Now, while the rapid rise of emerging economies is intensifying competition, it is also creating huge new markets and new opportunities.
To plan for the future and determine where to deploy investment, businesses need a stable environment and Government to adopt a long-term approach stretching into the next decade not just this one.
We are called the Labour Party because we were founded to help working people and to ensure people have good, secure, work that pays a wage you can live off. But you can’t be pro-jobs unless you back the people who create them, which is what we will do if we are given the privilege to serve in office next year.
It starts with recognising the contribution that our businesses make. That is why I instigated Small Business Saturday in the UK, which has become the country’s biggest celebration of business in a generation.
Next, it means doing what we can to reduce the costs of doing business in the short term. We will cut and then freeze business rates from 2015/16 saving business properties an average of £410 over two years. We are committed to maintaining the most competitive corporation tax in the G7. The energy price freeze which we will implement for 17 months after the election would save average small businesses £5,000 and we will increase competition in the banking sector so you get a better deal.
But we need to make the right calls for the long term too, which is why earlier this year I launched Agenda 2030. Businesses do not work to four and five-year election cycles but look far beyond that – I think politicians should work to the same horizons. There are four key parts to our plan:
First, we must release the talents of all our people. This needs to include the forgotten 50 per cent who don’t go on to university. We will ensure there are clear vocational as well as academic pathways, from high quality apprenticeships right through to technical degrees.
Second, to capture new markets around the world, we must put innovation at the heart of our economy, so we solve tomorrow’s problems today. So we will put in place a long term framework for funding science and innovation.
Third, we must ensure government sets clear strategic direction, supports the development of industries where we have a competitive edge, and creates a more certain environment for investment.
We must back sectors where we are world-beating or have the potential to be so.
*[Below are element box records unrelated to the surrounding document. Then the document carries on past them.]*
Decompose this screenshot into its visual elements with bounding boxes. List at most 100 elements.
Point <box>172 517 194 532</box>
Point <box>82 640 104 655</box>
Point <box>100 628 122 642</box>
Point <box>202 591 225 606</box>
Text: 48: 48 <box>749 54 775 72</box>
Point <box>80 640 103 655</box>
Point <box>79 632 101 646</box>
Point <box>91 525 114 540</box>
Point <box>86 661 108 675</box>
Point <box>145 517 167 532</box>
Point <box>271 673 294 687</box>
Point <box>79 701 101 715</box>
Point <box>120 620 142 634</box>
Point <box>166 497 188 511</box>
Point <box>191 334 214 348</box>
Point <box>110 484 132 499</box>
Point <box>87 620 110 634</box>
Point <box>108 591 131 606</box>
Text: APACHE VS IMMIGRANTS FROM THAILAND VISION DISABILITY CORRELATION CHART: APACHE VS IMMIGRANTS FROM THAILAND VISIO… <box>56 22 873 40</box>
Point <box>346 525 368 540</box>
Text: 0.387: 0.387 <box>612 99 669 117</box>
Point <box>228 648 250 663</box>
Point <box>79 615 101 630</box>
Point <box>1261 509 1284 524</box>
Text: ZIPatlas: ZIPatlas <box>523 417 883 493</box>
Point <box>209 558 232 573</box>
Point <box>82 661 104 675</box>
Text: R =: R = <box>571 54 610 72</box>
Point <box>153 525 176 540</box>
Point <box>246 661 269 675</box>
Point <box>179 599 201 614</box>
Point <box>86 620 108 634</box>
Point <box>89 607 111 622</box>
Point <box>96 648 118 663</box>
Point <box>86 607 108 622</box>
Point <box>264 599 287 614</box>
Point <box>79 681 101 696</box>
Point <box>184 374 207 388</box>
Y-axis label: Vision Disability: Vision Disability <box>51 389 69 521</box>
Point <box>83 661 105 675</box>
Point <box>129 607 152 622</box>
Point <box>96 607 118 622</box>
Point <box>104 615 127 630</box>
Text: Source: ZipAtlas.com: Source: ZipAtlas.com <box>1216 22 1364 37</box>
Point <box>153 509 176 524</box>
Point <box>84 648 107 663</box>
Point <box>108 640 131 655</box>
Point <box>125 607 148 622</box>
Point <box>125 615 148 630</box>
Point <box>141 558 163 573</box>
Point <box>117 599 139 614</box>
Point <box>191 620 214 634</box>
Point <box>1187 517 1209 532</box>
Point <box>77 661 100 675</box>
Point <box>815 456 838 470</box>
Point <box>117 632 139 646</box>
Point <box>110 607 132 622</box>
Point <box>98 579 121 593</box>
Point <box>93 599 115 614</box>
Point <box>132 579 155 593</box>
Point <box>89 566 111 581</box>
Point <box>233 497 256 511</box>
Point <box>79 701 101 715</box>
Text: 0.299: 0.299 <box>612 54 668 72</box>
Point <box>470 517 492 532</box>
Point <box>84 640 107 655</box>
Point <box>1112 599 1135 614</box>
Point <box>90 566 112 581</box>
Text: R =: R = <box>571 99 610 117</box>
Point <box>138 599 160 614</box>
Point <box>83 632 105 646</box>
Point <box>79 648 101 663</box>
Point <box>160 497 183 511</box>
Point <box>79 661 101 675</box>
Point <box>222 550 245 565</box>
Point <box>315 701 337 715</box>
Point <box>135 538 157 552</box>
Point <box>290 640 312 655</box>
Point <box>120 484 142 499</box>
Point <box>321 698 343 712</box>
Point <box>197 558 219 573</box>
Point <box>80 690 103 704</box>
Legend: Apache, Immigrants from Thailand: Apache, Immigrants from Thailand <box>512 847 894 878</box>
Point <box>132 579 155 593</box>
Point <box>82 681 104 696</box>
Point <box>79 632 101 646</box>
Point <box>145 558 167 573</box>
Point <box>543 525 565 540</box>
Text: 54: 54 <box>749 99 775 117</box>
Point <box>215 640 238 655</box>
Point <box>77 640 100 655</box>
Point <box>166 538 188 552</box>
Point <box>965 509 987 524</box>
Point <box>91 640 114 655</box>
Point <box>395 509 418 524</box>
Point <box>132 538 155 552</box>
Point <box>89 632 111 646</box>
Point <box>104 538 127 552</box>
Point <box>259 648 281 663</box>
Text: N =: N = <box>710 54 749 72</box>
We will give more power and funding to city and county regions, because decisions should where possible be made locally. And we will invest for the long-term with an independent National Infrastructure Commission.
Finally, we must engage with the world beyond our shores, including the EU. The biggest threat on the horizon for British business is a potential UK exit from Europe which many Conservatives flirt with and which Ukip campaigns for. Our job as policy-makers is to empower you and do all we can to enable you to fulfil your potential. That is what we will do if elected next year.
Chuka Umunna is a Labour MP and the Shadow Business Secretary.